Carl Crawford recorded his 100th career triple during last night’s game. That is a serious haul for a guy that just turned 29 but, from a historical perspective, 100 triples is pretty insignificant. Crawford is currently tied for 157th on the all-time triple list, 209 triples shy of the all-time leader, Sam Crawford (presumably no relation), and 91 triples short of a spot in the top ten.
Interestingly, the most recent player in the top ten is Paul Waner, who hung up his spikes in 1945. Heck, 7 of the players in the top 10 played in the 1800s! I guess that just proves your grandmother was right when she said that kids these days are lazy.
So, CC’s 100th triple begs the question, can he crack the all-time top 10 list? What about running down Sam? Here are a few things to consider:
- CC averages .019 triples per plate appearance for his career. That number is skewed by three monster seasons (he had 19, 15, and 16 triples in 2004, 2005, and 2006 respectively). If you disregard those three seasons as aberrations, Crawford has averaged 8.4 triples per season (and already has 8 this year). It seems unlikely that CC is going to return to the 15-19 range so, being generous, let’s assume he’ll average 9 triples per season until he hangs them up. That means he’ll need at least 10 more injury-free full seasons to crack the top 10 and 23.2 more summers to catch Sam Crawford.
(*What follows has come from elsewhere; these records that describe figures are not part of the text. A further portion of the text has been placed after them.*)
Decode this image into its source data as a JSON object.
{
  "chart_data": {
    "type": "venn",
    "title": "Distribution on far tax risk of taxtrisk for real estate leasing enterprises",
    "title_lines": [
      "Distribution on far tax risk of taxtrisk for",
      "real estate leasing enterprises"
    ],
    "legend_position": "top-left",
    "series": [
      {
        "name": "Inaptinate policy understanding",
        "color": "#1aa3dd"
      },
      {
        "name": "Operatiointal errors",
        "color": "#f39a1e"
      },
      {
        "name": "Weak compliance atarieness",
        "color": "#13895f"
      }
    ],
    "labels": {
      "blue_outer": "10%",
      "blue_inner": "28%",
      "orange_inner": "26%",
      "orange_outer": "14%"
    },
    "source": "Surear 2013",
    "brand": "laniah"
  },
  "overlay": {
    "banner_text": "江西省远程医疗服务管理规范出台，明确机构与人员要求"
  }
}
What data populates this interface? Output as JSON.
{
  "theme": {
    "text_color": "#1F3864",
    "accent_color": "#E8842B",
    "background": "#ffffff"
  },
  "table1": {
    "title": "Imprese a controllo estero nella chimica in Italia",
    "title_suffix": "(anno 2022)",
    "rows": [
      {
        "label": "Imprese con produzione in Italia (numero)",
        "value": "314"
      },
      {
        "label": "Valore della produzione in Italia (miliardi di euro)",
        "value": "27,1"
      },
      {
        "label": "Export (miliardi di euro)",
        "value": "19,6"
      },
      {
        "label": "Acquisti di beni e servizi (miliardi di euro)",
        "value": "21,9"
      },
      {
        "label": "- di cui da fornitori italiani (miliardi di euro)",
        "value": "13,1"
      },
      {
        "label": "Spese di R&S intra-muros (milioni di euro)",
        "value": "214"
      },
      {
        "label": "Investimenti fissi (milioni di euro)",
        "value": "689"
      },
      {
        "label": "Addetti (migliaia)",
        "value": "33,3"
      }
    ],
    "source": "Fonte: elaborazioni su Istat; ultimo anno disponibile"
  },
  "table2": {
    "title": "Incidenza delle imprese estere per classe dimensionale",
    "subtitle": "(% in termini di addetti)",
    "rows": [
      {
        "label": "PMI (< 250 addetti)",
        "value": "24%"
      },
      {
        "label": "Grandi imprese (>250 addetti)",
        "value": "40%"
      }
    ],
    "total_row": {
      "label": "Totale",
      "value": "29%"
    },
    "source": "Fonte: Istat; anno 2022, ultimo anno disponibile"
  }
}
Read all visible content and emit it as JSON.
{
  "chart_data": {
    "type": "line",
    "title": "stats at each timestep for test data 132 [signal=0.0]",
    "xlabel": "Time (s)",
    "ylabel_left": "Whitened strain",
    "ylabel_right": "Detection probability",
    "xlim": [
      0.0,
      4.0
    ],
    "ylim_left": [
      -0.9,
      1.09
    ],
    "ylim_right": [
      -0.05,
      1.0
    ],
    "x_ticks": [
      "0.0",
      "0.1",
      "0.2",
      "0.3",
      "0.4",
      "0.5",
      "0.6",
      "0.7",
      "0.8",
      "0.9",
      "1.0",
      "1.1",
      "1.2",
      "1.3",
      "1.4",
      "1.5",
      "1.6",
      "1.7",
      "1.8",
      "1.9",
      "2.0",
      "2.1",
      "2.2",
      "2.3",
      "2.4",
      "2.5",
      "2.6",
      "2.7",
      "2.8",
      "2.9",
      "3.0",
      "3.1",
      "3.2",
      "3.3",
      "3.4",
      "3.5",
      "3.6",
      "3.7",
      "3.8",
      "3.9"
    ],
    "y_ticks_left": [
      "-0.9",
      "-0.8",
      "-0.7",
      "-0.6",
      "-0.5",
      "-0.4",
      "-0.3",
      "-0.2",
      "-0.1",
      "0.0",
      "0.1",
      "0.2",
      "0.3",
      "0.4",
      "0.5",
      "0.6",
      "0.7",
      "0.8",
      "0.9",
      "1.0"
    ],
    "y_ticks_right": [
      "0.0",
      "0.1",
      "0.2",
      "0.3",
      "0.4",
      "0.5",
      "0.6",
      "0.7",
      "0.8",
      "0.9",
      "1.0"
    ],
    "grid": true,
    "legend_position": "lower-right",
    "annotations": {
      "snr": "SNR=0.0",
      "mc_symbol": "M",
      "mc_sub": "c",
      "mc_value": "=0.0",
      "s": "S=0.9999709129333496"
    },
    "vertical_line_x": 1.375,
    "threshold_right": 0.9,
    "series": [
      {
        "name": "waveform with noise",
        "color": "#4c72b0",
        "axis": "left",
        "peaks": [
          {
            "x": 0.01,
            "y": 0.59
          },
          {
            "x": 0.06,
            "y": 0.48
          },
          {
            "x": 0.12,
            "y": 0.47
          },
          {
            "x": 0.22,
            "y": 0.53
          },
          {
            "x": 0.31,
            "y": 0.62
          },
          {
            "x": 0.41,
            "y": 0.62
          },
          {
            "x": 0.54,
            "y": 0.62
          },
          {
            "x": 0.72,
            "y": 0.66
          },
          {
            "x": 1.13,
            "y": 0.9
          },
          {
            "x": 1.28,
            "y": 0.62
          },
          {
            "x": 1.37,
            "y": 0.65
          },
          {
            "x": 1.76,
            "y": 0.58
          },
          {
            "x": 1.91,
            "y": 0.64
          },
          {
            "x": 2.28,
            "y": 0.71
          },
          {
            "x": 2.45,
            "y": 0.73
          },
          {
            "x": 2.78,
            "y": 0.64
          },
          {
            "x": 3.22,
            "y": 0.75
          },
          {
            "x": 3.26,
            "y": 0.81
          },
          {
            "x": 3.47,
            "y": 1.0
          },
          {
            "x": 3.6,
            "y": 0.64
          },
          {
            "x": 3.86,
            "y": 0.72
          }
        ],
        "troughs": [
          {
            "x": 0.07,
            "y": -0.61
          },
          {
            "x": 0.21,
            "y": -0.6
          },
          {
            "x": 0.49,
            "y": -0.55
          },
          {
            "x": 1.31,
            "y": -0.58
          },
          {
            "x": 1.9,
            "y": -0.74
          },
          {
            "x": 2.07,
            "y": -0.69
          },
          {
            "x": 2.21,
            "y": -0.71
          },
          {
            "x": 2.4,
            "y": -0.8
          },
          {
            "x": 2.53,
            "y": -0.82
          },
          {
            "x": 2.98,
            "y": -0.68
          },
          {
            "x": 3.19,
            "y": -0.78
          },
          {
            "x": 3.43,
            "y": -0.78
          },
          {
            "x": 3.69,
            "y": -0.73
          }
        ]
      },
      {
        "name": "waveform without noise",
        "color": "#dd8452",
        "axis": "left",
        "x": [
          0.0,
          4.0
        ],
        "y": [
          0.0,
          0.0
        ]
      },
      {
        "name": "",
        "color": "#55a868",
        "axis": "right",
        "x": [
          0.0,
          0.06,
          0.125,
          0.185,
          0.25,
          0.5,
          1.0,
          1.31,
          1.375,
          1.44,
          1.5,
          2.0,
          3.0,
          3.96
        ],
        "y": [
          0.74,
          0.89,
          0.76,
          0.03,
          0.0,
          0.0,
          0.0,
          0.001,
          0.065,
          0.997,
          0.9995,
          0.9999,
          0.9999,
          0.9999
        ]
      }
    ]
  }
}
- The numbers above obviously don’t factor in the natural diminution in skill caused by age. A factor particularly relevant to triples in light of the particular combination of power, speed, and hustle required. So, it looks pretty unlikely that Crawford will be chasing down ghosts that reside in Kevin Costner’s corn anytime soon.
- More importantly, the numbers are based on the assumption that no other variables will change. But, there is one giant variable that we all know is in play: Crawford’s home park. It hurts to admit but, the owner signing CC’s paychecks next summer won’t be named Stu. So, thanks to the handy-dandy “Park Factors” chart on ESPN.com, we can see that CC’s rumored suitors only hurt his chances at running down triples history. Replica Yankee Stadium and Fenway Park, for example, are ranked 24th and 28th in the league in triple factors while the Trop is ranked 9th. (Oddly candid admission: I have no idea what a Park Factor is or how it is calculated. It looks like the right stat based on the short explanation in the chart).
- Come to think of it, someone tell CC about that. Re-sign with us and you could be the best triple-r since the turn of the century! When you tell him, make sure not to mention that his hometown park in Houston and the park closest to his current home in Arizona are better triple parks.
In the end, old number 13 is still a gem whether or not his career triple total ever scratches historical significance. Nothing starts a rally like a triple. Home runs are too final. They clear the bases and allow a pitcher to re-focus. Triples are different. Triples don’t just fire up the crowd and dugout, the runner on third also keeps the pressure on the pitcher forcing him to bear down and, usually, give up several more hits. Rallies are just more fun than home runs and CC has given us plenty of fun.